“Alexa, dim the glass”.
Some of you will know who SageGlass is. For those who don’t, they are a US-based arm of Saint-Gobain whose marquee product is their electrochromic dynamic glass that can tint on command. Here it is in action:
It is widely used in medical facilities and office buildings in the US and other major cities around the world. I like it. It’s not cheap, but tech like this won’t be. And in the right place, can really add to the character of a building.
Now, as our daily lives become more automated, you can now ask Alexa to turn it on or off, or dim it a little.
Connected to Echo
In a report on US glazing industry magazine The US Glass Network, they report that SageGlass have been able to connect their dynamic glass into Amazon’s Echo. Many of you will have some version of an Echo device at home. The one in the featured image is our full size Echo in our living room, we also have the smaller Echo Dot in the main bedroom. If we has SageGlass at home we would be able to ask Alexa to turn it on, off or dim it.
In the article on USGNN SageGlass explains:
SageGlass is integrating its dynamic glazing with Amazon Echo, giving users the ability to control the tint of their glass though voice command.
The Echo can be installed in buildings that already have SageGlass, depending on cloud connection capability.
“Voice control in homes is driving the landscape of the internet of things. It allows homeowners to streamline everyday tasks that they never thought would be connected,” says Ryan Park, global head of product management at SageGlass. “It was a natural progression to get into the commercial space to make use of connectivity to streamline tasks and efficiencies. Market forces are making manufacturers think about the connectivity of their products.”
Companies and developers are allowed access to the Alexa network in order to develop specific “skills”. Consider it an app dedicated for Alexa. Once Amazon has approved the skill it can be put on their services for people who use Echo devices to then enable for them to use it at home or at work.
The article states that SageGlass have already completed the skill development, and will be working to integrate it at their HQ where they will be able to test and demonstrate it there.
Glass and automation one step closer
Like it or loathe it, home automation creeps ever closer which each development like this.
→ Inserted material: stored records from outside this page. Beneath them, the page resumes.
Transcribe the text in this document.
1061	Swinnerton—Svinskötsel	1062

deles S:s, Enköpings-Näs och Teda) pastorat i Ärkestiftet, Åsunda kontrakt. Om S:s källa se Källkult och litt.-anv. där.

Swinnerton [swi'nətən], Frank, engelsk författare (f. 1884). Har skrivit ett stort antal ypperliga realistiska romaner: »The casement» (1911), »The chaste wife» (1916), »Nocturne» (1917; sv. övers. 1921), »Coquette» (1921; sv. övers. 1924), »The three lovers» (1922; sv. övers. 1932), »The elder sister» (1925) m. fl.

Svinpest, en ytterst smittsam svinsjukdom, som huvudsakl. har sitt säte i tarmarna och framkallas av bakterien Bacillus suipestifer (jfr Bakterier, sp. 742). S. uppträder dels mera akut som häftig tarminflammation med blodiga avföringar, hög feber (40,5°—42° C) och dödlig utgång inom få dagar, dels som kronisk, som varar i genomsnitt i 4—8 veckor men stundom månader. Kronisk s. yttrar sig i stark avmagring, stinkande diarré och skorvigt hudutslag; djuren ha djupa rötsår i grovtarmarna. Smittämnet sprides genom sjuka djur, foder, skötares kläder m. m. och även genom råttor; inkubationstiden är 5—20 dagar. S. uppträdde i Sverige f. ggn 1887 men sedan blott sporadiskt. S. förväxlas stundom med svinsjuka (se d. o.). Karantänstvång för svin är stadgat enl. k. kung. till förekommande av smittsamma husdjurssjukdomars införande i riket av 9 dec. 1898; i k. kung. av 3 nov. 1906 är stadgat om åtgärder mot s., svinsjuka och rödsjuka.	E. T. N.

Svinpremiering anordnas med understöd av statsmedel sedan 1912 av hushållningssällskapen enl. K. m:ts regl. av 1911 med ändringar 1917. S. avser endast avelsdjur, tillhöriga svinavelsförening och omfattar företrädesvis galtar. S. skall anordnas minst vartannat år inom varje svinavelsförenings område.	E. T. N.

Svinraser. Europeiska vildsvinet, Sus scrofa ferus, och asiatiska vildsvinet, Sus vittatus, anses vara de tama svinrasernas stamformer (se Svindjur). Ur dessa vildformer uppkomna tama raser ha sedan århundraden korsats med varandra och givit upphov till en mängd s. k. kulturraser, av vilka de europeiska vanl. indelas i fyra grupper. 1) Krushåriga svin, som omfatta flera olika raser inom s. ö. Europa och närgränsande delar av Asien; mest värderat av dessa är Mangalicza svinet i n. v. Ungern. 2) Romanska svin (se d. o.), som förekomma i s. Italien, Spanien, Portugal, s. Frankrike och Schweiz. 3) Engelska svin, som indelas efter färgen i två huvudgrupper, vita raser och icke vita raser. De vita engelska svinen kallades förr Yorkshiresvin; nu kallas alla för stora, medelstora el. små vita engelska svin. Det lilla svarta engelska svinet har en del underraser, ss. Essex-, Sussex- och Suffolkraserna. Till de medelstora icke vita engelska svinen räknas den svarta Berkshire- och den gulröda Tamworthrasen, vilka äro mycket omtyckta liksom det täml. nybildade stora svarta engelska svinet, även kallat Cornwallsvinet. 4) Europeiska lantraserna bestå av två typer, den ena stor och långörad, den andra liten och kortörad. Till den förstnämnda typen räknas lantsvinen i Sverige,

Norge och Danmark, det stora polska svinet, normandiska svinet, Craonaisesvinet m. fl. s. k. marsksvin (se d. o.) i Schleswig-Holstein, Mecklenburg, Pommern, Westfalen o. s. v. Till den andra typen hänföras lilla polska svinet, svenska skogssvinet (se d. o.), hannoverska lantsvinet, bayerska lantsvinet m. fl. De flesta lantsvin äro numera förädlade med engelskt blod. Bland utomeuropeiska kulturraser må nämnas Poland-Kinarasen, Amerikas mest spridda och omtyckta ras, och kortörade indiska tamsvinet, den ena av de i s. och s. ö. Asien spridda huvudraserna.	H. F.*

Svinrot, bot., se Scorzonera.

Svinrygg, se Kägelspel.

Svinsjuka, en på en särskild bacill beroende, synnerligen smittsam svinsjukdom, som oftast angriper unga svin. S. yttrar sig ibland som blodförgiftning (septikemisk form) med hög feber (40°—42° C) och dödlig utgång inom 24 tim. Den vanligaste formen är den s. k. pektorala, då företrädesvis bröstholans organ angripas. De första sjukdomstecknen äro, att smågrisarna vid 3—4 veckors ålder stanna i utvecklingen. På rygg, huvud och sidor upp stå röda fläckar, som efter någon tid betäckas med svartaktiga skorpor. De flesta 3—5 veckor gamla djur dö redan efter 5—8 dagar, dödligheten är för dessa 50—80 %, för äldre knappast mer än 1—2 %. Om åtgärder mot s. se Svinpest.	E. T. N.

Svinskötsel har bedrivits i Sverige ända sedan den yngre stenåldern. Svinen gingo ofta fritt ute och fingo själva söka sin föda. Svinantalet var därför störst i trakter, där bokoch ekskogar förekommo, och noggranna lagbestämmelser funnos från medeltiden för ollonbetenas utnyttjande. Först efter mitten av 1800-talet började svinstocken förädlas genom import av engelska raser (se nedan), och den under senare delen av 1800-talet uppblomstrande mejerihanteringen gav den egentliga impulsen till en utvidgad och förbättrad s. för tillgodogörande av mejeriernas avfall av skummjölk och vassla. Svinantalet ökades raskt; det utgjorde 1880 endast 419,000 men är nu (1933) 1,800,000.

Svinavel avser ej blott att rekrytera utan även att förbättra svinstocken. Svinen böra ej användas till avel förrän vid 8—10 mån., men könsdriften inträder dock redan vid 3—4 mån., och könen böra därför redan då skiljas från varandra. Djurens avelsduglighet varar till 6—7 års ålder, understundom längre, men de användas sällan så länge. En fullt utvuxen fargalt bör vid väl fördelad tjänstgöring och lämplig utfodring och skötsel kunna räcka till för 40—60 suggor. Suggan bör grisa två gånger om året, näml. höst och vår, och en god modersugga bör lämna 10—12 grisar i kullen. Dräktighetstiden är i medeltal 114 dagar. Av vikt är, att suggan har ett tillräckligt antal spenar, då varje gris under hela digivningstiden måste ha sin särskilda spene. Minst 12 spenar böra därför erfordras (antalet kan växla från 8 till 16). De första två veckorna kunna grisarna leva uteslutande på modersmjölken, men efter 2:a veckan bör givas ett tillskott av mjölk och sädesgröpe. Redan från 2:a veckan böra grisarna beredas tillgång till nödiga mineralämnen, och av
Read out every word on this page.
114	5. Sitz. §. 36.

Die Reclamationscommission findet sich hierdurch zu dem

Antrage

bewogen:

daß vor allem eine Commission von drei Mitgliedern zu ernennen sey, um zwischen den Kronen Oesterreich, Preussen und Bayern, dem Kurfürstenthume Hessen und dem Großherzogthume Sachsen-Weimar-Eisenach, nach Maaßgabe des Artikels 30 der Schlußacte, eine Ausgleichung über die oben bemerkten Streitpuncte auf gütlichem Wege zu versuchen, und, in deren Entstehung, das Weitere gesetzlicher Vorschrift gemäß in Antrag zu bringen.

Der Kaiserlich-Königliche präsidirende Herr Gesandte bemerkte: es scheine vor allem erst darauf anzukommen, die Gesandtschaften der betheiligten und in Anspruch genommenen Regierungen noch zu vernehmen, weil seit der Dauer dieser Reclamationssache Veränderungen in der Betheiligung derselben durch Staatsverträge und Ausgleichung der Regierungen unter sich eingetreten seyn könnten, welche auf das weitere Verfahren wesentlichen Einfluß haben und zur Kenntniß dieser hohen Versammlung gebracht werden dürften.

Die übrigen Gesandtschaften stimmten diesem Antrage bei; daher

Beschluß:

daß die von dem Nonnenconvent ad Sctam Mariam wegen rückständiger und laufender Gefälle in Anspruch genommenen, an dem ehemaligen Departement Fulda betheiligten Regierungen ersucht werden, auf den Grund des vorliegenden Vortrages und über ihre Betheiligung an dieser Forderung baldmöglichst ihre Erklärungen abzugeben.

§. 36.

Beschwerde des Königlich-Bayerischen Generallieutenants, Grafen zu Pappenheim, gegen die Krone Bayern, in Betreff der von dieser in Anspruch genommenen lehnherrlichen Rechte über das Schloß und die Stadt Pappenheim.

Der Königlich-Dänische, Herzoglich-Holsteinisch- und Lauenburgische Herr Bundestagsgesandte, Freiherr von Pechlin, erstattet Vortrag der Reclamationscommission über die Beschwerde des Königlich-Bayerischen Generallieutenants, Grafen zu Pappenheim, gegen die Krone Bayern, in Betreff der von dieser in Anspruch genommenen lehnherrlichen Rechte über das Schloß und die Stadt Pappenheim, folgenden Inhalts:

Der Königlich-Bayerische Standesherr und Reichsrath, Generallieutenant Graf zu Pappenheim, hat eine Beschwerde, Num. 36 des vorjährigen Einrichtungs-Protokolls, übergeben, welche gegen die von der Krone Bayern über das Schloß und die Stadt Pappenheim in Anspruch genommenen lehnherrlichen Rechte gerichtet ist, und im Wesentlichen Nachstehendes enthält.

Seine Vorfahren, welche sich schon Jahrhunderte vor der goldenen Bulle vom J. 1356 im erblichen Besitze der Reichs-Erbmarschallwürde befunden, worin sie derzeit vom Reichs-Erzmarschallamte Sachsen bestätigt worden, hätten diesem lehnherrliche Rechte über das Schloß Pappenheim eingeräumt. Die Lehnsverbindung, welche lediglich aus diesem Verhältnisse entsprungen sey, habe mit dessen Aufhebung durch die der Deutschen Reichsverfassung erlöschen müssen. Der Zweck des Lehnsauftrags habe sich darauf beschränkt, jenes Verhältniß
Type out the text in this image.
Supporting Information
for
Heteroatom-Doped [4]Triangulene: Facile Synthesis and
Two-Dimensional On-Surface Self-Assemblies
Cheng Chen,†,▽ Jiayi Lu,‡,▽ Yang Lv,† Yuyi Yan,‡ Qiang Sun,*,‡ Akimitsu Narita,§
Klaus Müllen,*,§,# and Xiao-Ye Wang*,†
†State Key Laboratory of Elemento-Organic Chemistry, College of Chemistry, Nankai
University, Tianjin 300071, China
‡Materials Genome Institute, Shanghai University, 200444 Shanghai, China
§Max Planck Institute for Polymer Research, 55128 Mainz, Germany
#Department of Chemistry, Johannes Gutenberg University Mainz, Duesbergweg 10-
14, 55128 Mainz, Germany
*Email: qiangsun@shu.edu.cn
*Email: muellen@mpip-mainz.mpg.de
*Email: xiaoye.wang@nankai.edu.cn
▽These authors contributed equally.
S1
Samsung have smart fridges, Alexa can turn on your lights and operate your heating, and now you can dim your glass via Alexa too. How we live in our spaces and buildings is evolving and is now being adapted to suit our habits and is no longer a case of humans fitting into and around a home.
I like this development a lot. Obviously this isn’t going to have a big direct impact on the home owner market here in the UK. This is still going to be something based very much in the US and in the commercial sphere at the start. But, as homes do get smarter and new-build and retro-fit specifications get better, I think we will see more electrochromic glass products in homes here in the UK in the future. And if and when that does happen, it is this particular step forward which demonstrates that it can be done.
As we move forward, windows and doors are going to be adapted more and more to integrate to smart home systems. There are now a few out there, Amazon’s Alexa, Google’s Home and Apple’s HomePod. Glass, door locks, locking mechanisms, in-built sensors are all going to feature in our industry. In reality, all practical things in our daily lives are open to becoming either automated or “smart”. Windows and doors won’t be immune from that.
We have already seen a number of smart door lock manufacturers enter the market, and a number of other well established hardware companies produce their own smart locks as well. To prove their worth, Amazon recently bought Ring the smart door bell and home security company for over $1bn. Assa Abloy bought smart lock maker August at the end of last year also. Door tech like this is valuable, and the fact that startups are now being acquired by the very biggest demonstrates their future importance.